A superconducting magnet is an electromagnet where the coils are made of a type II superconductor. It can easily create steady magnetic fields of 100,000 Oersted (8,000,000 amperes per meter). They produce stronger magnetic fields than standard iron-core electromagnets and cost less to operate.
In order to understand what a superconducting magnet is, it is important to know a bit about superconductivity. When certain metals and ceramics are cooled from a range of degrees near absolute zero, they lose their electrical resistance. This temperature is called critical temperature (Tc) and is different for each material. When there is no electrical resistance, electrons can roam freely throughout the material. The element can hold large amounts of current for long periods of time without losing energy as heat. This ability to hold an extreme electrical charge is called superconductivity.
Most metals have a woven sort of atomic structure. Their electrons are loosely held, so that they can move easily in and out of the woven pattern. As the electrons move, they collide with atoms and lose energy in the form of heat. Metals are able to heat and conduct electricity very well because of this. This is why pots and pans and things like toaster ovens are constructed of metal.
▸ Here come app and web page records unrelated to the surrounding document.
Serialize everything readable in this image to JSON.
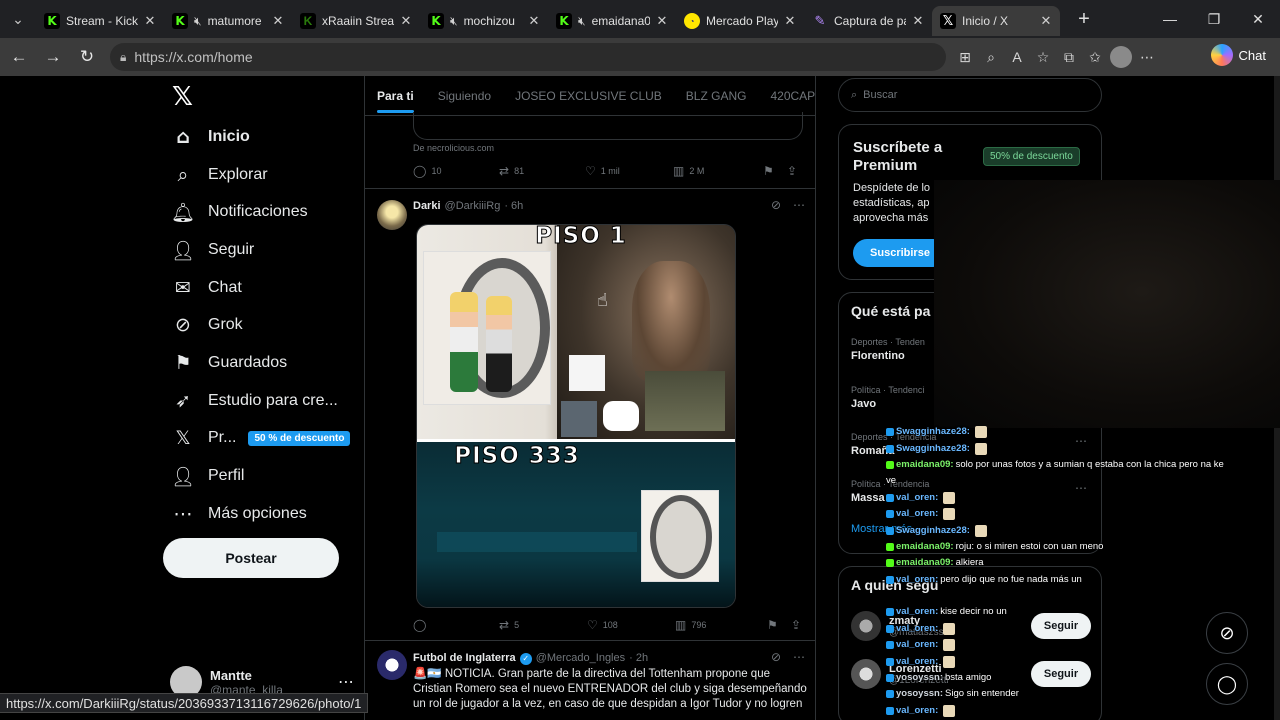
{
  "browser": {
    "tabs": [
      {
        "label": "Stream - Kick D",
        "favicon": "kick",
        "muted": false,
        "active": false
      },
      {
        "label": "matumore",
        "favicon": "kick",
        "muted": true,
        "active": false
      },
      {
        "label": "xRaaiin Stream",
        "favicon": "kick-dim",
        "muted": false,
        "active": false
      },
      {
        "label": "mochizou",
        "favicon": "kick",
        "muted": true,
        "active": false
      },
      {
        "label": "emaidana0",
        "favicon": "kick",
        "muted": true,
        "active": false
      },
      {
        "label": "Mercado Play A",
        "favicon": "mercado",
        "muted": false,
        "active": false
      },
      {
        "label": "Captura de pan",
        "favicon": "snip",
        "muted": false,
        "active": false
      },
      {
        "label": "Inicio / X",
        "favicon": "x",
        "muted": false,
        "active": true
      }
    ],
    "url": "https://x.com/home",
    "chat_label": "Chat",
    "status_url": "https://x.com/DarkiiiRg/status/2036933713116729626/photo/1"
  },
  "leftnav": {
    "items": [
      {
        "label": "Inicio",
        "icon": "home-icon"
      },
      {
        "label": "Explorar",
        "icon": "search-icon"
      },
      {
        "label": "Notificaciones",
        "icon": "bell-icon"
      },
      {
        "label": "Seguir",
        "icon": "add-user-icon"
      },
      {
        "label": "Chat",
        "icon": "mail-icon"
      },
      {
        "label": "Grok",
        "icon": "grok-icon"
      },
      {
        "label": "Guardados",
        "icon": "bookmark-icon"
      },
      {
        "label": "Estudio para cre...",
        "icon": "rocket-icon"
      },
      {
        "label": "Pr...",
        "icon": "x-icon"
      },
      {
        "label": "Perfil",
        "icon": "user-icon"
      },
      {
        "label": "Más opciones",
        "icon": "more-circle-icon"
      }
    ],
    "premium_pill": "50 % de descuento",
    "post_button": "Postear",
    "user": {
      "name": "Mantte",
      "handle": "@mante_killa"
    }
  },
  "feed": {
    "tabs": [
      "Para ti",
      "Siguiendo",
      "JOSEO EXCLUSIVE CLUB",
      "BLZ GANG",
      "420CAP"
    ],
    "prev_post": {
      "source": "De necrolicious.com",
      "replies": "10",
      "reposts": "81",
      "likes": "1 mil",
      "views": "2 M"
    },
    "post1": {
      "name": "Darki",
      "handle": "@DarkiiiRg",
      "time": "· 6h",
      "image_top_label": "PISO 1",
      "image_bottom_label": "PISO 333",
      "replies": "",
      "reposts": "5",
      "likes": "108",
      "views": "796"
    },
    "post2": {
      "name": "Futbol de Inglaterra",
      "handle": "@Mercado_Ingles",
      "time": "· 2h",
      "text": "🚨🇦🇷 NOTICIA. Gran parte de la directiva del Tottenham propone que Cristian Romero sea el nuevo ENTRENADOR del club y siga desempeñando un rol de jugador a la vez, en caso de que despidan a Igor Tudor y no logren"
    }
  },
  "sidebar": {
    "search_placeholder": "Buscar",
    "premium": {
      "title": "Suscríbete a Premium",
      "badge": "50% de descuento",
      "desc_lines": [
        "Despídete de lo",
        "estadísticas, ap",
        "aprovecha más"
      ],
      "button": "Suscribirse"
    },
    "trends_title": "Qué está pa",
    "trends": [
      {
        "context": "Deportes · Tenden",
        "name": "Florentino"
      },
      {
        "context": "Política · Tendenci",
        "name": "Javo"
      },
      {
        "context": "Deportes · Tendencia",
        "name": "Romaña"
      },
      {
        "context": "Política · Tendencia",
        "name": "Massa"
      }
    ],
    "show_more": "Mostrar más",
    "follow_title": "A quién segu",
    "follow": [
      {
        "name": "zmaty",
        "handle": "@matiaszss",
        "button": "Seguir"
      },
      {
        "name": "Lorenzetti",
        "handle": "@1Lorenzetti",
        "button": "Seguir"
      }
    ]
  },
  "stream_chat": [
    {
      "user": "Swagginhaze28:",
      "text": "",
      "color": "blue"
    },
    {
      "user": "Swagginhaze28:",
      "text": "",
      "color": "blue"
    },
    {
      "user": "emaidana09:",
      "text": "solo por unas fotos       y a sumian q estaba con la chica pero na ke",
      "color": "green"
    },
    {
      "user": "",
      "text": "ve",
      "color": "gray"
    },
    {
      "user": "val_oren:",
      "text": "",
      "color": "blue"
    },
    {
      "user": "val_oren:",
      "text": "",
      "color": "blue"
    },
    {
      "user": "Swagginhaze28:",
      "text": "",
      "color": "blue"
    },
    {
      "user": "emaidana09:",
      "text": "roju: o si miren estoi con uan meno",
      "color": "green"
    },
    {
      "user": "emaidana09:",
      "text": "alkiera",
      "color": "green"
    },
    {
      "user": "val_oren:",
      "text": "pero dijo que no fue nada más un",
      "color": "blue"
    },
    {
      "user": "",
      "text": "",
      "color": "gray"
    },
    {
      "user": "val_oren:",
      "text": "kise decir       no un",
      "color": "blue"
    },
    {
      "user": "val_oren:",
      "text": "",
      "color": "blue"
    },
    {
      "user": "val_oren:",
      "text": "",
      "color": "blue"
    },
    {
      "user": "val_oren:",
      "text": "",
      "color": "blue"
    },
    {
      "user": "yosoyssn:",
      "text": "bsta amigo",
      "color": "gray"
    },
    {
      "user": "yosoyssn:",
      "text": "Sigo sin entender",
      "color": "gray"
    },
    {
      "user": "val_oren:",
      "text": "",
      "color": "blue"
    }
  ]
}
In a superconductor, the electrons travel in pairs and move between atoms, instead of colliding with them. As a negatively charged electron moves though the weave with positively charged atoms, it pulls on those positive atoms. Another electron is drawn towards the resistance and pairs up with the original electron. They are constantly breaking free and joining with other electrons, but with little to no resistance. For this reason, they do not lose heat and energy like standard metal.
Type II superconductors are the kind used in the coils of a superconducting magnet. A type II superconductor reaches Tc at a lower temperature than type I superconductors. They have a gradual transition from superconducting to their normal state within a magnetic field. These two characteristics allow them to conduct higher currents than type I.
A superconducting magnet can be used for magnetic levitation. In the Meissner Effect, a superconductive disk is placed beneath a magnet and cooled using liquid nitrogen. The superconductor is open to accept a charge because it is cooled, the magnet induces a current and therefore magnetic field in the superconductor, and the magnet begins to float over that field.
Research is in the works to use a superconducting magnet for a levitating train system. It also is being considered for making small but powerful magnets in use for magnetic resonance imaging (MRI). Long-term plans include discovering materials that can produce superconductivity without freezing. If this material is discovered, it will change the future of many fields including transportation and energy production.